Fungus breaks down ocean plastic

15 Jul, 2024
Image: The Ocean Cleanup

The fungus Parengyodontium album lives together with other marine microbes in thin layers on plastic litter in the ocean. Marine microbiologists from the Royal Netherlands Institute for Sea Research (NIOZ) discovered that the fungus is capable of breaking down particles of the plastic polyethylene (PE), the most abundant of all plastics that have ended up in the ocean. The finding allows the fungus to join a very short list of plastic-degrading marine fungi: only four species have been found to date. A larger number of bacteria was already known to be able to degrade plastic.

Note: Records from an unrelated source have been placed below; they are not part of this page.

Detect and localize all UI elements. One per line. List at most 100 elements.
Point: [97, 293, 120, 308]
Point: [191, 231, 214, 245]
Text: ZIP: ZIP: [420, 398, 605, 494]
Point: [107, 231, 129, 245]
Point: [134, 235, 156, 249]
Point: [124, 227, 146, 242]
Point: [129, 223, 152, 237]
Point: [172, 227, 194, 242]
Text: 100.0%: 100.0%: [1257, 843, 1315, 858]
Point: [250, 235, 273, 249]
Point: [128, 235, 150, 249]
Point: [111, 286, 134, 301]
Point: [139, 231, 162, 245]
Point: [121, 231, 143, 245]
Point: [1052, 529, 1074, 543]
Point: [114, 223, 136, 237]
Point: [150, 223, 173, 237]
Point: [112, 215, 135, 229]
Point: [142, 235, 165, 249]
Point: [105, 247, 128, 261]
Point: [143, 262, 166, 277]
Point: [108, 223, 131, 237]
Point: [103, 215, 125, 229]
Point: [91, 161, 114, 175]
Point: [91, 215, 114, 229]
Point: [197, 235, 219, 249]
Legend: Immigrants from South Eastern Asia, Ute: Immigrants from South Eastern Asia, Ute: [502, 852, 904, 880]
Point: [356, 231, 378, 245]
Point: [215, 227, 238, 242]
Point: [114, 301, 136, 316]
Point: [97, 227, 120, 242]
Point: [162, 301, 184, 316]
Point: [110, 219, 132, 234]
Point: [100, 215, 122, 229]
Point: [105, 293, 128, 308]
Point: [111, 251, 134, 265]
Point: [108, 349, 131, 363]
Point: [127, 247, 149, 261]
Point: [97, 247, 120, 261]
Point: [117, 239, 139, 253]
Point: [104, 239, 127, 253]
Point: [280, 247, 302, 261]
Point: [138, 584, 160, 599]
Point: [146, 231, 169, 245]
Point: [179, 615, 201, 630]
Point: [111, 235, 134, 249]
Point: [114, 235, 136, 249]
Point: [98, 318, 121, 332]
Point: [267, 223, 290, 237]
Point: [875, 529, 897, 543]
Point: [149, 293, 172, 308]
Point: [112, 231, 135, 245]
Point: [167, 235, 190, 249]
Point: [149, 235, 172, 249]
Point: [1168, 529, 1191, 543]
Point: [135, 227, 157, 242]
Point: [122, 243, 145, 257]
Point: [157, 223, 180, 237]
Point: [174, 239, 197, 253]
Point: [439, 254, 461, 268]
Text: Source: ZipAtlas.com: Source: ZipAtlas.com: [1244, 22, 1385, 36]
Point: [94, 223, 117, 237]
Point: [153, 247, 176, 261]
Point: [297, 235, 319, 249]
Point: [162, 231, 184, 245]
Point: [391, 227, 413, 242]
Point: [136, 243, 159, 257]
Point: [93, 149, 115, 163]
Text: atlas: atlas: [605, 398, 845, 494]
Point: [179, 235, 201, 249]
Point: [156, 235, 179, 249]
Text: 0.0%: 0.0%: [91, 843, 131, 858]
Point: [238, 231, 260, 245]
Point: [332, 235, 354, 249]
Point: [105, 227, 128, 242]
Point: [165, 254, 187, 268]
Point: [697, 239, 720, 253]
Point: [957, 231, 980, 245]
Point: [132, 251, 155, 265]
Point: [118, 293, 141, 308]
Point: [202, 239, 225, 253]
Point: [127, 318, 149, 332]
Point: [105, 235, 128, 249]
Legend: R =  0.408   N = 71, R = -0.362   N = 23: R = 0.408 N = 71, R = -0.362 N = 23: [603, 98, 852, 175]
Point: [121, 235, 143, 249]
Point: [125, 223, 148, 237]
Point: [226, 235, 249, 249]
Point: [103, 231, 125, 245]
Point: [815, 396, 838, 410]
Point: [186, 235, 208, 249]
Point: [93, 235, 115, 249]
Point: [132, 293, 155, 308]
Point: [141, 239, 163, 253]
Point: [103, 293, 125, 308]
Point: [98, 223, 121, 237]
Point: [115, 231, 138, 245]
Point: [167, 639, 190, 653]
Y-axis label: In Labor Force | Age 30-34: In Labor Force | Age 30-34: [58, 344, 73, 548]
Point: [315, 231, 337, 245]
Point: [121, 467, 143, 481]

The researchers went to find the plastic degrading microbes in the hotspots of plastic pollution in the North Pacific Ocean. From the plastic litter collected, they isolated the marine fungus by growing it in the laboratory, on special plastics that contain labelled carbon.

However, the presence of sunlight is essential for the fungus to use PE as an energy source, the researchers found. In the lab, P. album only breaks down PE that has been exposed to UV-light at least for a short period of time. That means that in the ocean, the fungus can only degrade plastic that has been floating near the surface initially. It was already known that UV-light breaks down plastic by itself mechanically, but our results show that it also facilitates the biological plastic breakdown by marine fungi.

Finding plastic-degrading organisms is urgent. Every year, humans produce more than 400 billion kilograms of plastic, and this is expected to have at least triple by the year 2060. Much of the plastic waste ends up in the sea: from the poles to the tropics, it floats around in surface waters, reaches greater depths at sea and eventually falls down on the seafloor.